Journals could ask authors to explain lack of local contributors

Open access publisher PLOS has published guidelines for authors and reviewers that it hopes will help root out “helicopter research”.

PLOS defines helicopter research as “when researchers travel to under-resourced communities, conduct their research, and leave, often with little or poor understanding or involvement of the communities they studied, and few direct benefits to local participants”.

The policy, published on 27 September, says that authors may be asked via a questionnaire to explain why their research does not include local authors. Replies will be shown to editors and reviewers during peer review to assess whether the research meets the journal’s ethics and integrity targets.

The questionnaire could be required if researchers have travelled to a different country for their research, if their research uses samples collected in another country, if research was on Indigenous peoples or lands, or if it was carried out on cultural artefacts, PLOS says.

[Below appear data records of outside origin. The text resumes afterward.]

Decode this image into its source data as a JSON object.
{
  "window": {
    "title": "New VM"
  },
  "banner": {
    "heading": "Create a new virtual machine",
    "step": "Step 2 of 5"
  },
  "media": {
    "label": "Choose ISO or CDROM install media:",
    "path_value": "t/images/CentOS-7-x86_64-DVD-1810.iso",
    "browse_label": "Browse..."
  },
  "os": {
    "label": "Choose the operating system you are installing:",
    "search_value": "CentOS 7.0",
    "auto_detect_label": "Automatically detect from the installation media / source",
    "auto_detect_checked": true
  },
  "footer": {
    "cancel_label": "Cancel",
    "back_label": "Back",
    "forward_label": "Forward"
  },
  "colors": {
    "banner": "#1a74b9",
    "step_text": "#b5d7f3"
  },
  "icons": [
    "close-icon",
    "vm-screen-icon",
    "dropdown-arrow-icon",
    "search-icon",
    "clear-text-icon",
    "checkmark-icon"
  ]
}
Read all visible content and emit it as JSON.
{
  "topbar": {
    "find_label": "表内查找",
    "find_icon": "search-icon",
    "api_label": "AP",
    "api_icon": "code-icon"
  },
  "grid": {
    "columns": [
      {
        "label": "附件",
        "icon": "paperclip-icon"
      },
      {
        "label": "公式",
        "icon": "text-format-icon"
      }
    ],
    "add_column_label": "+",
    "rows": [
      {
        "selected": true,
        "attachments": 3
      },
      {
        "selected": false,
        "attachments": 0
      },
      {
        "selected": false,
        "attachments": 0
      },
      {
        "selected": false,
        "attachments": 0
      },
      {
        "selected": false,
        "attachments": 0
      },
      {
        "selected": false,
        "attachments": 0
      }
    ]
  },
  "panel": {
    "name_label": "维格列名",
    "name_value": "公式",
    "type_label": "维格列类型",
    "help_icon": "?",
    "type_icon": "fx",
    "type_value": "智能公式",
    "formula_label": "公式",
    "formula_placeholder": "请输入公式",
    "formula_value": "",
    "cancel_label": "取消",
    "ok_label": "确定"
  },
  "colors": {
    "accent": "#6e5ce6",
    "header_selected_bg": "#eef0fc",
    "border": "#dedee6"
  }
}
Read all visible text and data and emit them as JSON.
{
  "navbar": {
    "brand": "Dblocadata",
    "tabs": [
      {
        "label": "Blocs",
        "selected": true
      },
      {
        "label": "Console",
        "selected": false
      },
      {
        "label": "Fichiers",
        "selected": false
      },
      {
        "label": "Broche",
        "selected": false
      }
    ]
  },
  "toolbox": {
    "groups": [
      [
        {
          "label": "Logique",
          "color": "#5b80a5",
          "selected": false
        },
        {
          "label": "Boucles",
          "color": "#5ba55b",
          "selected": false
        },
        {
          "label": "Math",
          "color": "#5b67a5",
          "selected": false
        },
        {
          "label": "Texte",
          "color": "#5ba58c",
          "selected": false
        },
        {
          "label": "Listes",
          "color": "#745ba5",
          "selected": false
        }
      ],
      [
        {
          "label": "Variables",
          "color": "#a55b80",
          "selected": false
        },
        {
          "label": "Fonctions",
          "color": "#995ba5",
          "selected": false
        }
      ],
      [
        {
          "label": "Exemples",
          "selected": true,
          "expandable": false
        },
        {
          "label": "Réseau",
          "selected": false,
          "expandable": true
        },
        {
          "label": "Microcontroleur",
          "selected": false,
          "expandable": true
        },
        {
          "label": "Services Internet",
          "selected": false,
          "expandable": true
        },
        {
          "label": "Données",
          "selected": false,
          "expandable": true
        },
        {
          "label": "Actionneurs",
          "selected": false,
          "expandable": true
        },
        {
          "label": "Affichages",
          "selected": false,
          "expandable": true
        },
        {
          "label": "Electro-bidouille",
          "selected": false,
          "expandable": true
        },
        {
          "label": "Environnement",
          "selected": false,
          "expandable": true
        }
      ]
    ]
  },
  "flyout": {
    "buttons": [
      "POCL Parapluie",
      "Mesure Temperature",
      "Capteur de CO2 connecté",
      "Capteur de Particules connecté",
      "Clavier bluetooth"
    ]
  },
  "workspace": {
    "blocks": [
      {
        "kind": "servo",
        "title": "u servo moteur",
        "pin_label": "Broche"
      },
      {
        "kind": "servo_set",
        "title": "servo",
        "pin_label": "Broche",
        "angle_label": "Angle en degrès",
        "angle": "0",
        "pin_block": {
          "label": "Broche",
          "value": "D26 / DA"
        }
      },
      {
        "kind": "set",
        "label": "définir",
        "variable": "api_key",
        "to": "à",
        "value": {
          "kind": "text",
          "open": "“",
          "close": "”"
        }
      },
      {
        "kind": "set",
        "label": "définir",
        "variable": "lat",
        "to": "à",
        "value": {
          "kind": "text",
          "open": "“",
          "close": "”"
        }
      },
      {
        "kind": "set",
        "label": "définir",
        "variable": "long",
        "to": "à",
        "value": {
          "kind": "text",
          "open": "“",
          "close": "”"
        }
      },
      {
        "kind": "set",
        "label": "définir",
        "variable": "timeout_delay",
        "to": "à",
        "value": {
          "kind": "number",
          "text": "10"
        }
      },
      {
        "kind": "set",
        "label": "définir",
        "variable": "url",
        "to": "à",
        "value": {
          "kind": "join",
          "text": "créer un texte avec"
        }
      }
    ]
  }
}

“Researchers travelling to another country solely to use laboratory equipment will not normally be required to complete the questionnaire. However, the questionnaire can be requested at the journal’s discretion for any submission,” it notes. The completed questionnaire could be included with the published paper.

PLOS said it will not change its existing authorship guidelines, but that it will deal with issues arising from the new policy on a case-by-case basis. “We hope the policy will improve awareness of the concerns related to global research, laying foundations for future development of additional policies in this area,” it said in a statement.